Proof by deduction

In a nutshell

Proof by deduction (or direct proof) involves proving a statement to be true using algebra. There are different expressions that you need to know which help represent numbers in maths.

Expressions for proof

Here are some expressions for numbers that you need to know.

DESCRIPTION	EXPRESSION
An even number	$2n$
An odd number	$2n+1$
A multiple of $x$	$xn$
A square number	$n^2$
Two consecutive numbers	$n,n+1$
Two random numbers	$n,m$

Example 1

Represent two consecutive odd squares algebraically.

Work step by step, going through the description.

Represent two consecutive numbers:

$n,n+1$

These numbers have to be odd, so double them (making them even), then add $1$ :

$2(n)+1,2(n+1)+1$

$2n+1,2n+3$

These numbers have to be square numbers, so square them:

$(2n+1)^2,(2n+3)^2$

Two consecutive odd squares are $\underline{ (2n+1)^2}$ and $\underline {(2n+3)^2}$ .

Algebraic proof

To prove something algebraically, use the expressions to represent each number with algebra. Then, manipulate the expression until it's in the desired form.

Example 2

Prove that the difference between two consecutive odd squares is always a multiple of $8$ .

Two consecutive odd squares can be represented as:

$(2n+1)^2,(2n+3)^2$

As shown in the above example.
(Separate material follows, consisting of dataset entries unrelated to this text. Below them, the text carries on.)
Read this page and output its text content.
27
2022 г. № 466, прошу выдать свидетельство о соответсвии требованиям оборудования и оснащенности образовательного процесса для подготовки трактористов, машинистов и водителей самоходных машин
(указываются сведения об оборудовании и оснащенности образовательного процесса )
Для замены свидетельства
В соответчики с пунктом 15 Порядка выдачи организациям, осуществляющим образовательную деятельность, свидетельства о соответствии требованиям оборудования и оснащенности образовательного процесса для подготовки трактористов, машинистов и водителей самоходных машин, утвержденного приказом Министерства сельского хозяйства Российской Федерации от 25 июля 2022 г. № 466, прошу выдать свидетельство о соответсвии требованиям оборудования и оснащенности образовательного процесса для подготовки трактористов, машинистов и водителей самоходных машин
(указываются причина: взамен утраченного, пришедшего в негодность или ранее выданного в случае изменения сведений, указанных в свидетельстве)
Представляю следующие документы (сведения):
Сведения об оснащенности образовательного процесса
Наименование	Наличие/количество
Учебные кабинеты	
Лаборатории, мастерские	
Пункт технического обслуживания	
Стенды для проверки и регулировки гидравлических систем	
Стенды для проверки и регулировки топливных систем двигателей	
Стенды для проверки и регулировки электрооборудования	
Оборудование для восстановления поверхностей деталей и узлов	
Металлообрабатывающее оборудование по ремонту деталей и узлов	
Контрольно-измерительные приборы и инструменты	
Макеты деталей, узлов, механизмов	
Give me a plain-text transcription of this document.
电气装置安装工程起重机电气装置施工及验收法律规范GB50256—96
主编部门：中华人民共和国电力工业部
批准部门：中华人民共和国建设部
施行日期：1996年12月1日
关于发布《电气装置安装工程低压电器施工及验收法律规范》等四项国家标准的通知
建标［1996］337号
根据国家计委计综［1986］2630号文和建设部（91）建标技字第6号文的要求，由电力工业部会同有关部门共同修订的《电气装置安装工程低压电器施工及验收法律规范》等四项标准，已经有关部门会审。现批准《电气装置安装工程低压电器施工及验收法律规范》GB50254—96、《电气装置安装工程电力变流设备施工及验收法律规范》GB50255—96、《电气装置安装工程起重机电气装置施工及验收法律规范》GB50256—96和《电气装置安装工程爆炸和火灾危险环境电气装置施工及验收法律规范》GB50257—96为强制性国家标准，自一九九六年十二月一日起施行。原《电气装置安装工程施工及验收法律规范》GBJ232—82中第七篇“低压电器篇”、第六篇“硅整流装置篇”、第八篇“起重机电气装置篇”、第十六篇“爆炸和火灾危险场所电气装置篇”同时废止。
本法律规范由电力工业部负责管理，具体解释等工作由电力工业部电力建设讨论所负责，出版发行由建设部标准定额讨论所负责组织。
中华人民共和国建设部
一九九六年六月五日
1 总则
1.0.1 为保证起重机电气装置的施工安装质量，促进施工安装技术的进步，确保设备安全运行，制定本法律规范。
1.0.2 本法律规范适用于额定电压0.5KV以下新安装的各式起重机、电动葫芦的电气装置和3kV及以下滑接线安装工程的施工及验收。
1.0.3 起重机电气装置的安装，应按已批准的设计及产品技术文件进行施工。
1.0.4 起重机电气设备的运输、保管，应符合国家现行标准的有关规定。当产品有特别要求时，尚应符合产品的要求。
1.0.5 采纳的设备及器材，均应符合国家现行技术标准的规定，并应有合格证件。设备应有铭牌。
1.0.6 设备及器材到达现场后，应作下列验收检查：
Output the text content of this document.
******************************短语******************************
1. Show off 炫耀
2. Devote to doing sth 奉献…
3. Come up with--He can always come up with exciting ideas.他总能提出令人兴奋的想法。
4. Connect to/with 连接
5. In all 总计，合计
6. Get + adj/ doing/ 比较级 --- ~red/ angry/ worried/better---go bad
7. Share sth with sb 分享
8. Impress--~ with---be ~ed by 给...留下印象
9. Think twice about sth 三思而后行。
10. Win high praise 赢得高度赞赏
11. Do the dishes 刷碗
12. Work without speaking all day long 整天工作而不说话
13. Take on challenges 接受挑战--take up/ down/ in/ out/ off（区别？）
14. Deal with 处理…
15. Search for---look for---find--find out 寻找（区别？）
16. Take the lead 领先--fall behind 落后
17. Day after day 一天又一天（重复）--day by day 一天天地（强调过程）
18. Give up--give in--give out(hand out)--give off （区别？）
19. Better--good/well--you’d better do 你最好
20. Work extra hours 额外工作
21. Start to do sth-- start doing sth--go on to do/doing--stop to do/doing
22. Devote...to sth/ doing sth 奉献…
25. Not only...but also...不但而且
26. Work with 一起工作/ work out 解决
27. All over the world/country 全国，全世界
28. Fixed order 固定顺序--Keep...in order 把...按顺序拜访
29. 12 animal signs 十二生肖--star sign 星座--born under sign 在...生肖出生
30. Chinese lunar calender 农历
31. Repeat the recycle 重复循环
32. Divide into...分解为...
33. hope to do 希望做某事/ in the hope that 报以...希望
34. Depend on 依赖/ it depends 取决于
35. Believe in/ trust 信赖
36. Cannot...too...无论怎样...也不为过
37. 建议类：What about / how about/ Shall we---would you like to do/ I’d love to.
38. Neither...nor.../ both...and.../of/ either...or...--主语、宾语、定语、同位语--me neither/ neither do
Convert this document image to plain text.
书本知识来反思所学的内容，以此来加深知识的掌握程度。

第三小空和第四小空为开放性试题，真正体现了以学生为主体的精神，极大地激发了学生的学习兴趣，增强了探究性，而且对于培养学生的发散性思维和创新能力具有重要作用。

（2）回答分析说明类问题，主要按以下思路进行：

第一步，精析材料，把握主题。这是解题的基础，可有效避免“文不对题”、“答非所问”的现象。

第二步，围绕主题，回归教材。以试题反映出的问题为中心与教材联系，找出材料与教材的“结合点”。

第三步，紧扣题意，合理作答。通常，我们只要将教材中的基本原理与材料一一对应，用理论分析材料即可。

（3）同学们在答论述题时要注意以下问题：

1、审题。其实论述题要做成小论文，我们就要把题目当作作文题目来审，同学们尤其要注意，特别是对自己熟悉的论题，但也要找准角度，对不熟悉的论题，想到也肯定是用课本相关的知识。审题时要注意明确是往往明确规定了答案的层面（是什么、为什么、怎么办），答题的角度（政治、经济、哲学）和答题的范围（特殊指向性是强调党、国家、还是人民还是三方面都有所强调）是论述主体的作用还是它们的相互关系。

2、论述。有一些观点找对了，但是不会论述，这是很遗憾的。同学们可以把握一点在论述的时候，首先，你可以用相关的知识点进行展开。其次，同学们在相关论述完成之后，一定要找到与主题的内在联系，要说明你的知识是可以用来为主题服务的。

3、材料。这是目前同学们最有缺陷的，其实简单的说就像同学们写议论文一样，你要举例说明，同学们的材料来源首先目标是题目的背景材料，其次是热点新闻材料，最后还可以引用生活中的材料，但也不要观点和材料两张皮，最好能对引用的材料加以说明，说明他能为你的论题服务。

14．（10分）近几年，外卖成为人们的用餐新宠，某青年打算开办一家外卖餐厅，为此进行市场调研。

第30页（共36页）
Their difference can be found by expanding the brackets and simplifying.

$\begin{aligned}(2n+3)^2-(2n+1)^2&=(2n+3)(2n+3)-(2n+1)(2n+1)\\&=(4n^2+12n+9)-(4n^2+4n+1)\\&=8n+8\\&=8(n+1)\end{aligned}$

The expression simplifies to $8(n+1)$ , which is a multiple of $8$ because it is in the form $8\times$ an integer.

Therefore, the difference between two consecutive squares is always a multiple of eight.

Proof with inequalities

Algebraically manipulating inequalities is the same as algebraically manipulating equations. The important rule to remember is that when multiplying or dividing by a negative number, reverse the inequality symbol.

To prove a statement that involves an inequality, it's important to remember the order of logic.

Note: You may have to use the $\Rightarrow$  symbol to formally show your reasoning.

Example 3

Prove that $2x+1$ is always positive for all positive values of $x$ .

Rewrite the statement using "if _, then _":

"If $x$ is positive, then $2x+1$ is positive"

Rewrite it using arrow notation:

$x>0\Rightarrow 2x+1>0$

This means that to prove this formally, begin with the left hand side and use algebra to end up at the right hand side:

$\begin{aligned}x>0&\Rightarrow 2x>0\\&\Rightarrow 2x+1>1>0\\&\Rightarrow 2x+1>0\end{aligned}$

$\underline{x>0\Rightarrow 2x+1>0}$

Inequality proofs with square numbers

Sometimes, you may be asked to prove a result that will require you to use a certain property of square numbers:

Square numbers are positive

Example 4

Prove that, for any value of $x$ , $x^2\geq 2x-1$ .

First, do some rough work to see how to begin the proof.

Try to experiment with the expression:

$x^2\ge 2x-1\Rightarrow x^2-2x+1\ge 0\Rightarrow (x-1)(x-1)\ge0\Rightarrow (x-1)^2\ge 0$ ( $\star$ )

This means that the proof uses the property of square numbers being either positive or $0$ :

$x^2 \ge 0$

Begin the formal proof using the steps used in the rough work, but in the "correct" direction:

For any value of $x$ , $(x-1)^2\ge 0$ because it is a square.

$\begin{aligned}(x-1)^2\ge 0&\Rightarrow (x-1)(x-1)\ge 0\\&\Rightarrow x^2-2x+1 \ge 0\\&\Rightarrow x^2 \ge 2x-1\end{aligned}$

Therefore, for any value of $x$ , $\underline{x^2 \ge 2x-1}$ .

Note: The reason why the working out at ( $\star$ ) is not correct is that you should always aim to end your proof with the expression that you are trying to prove.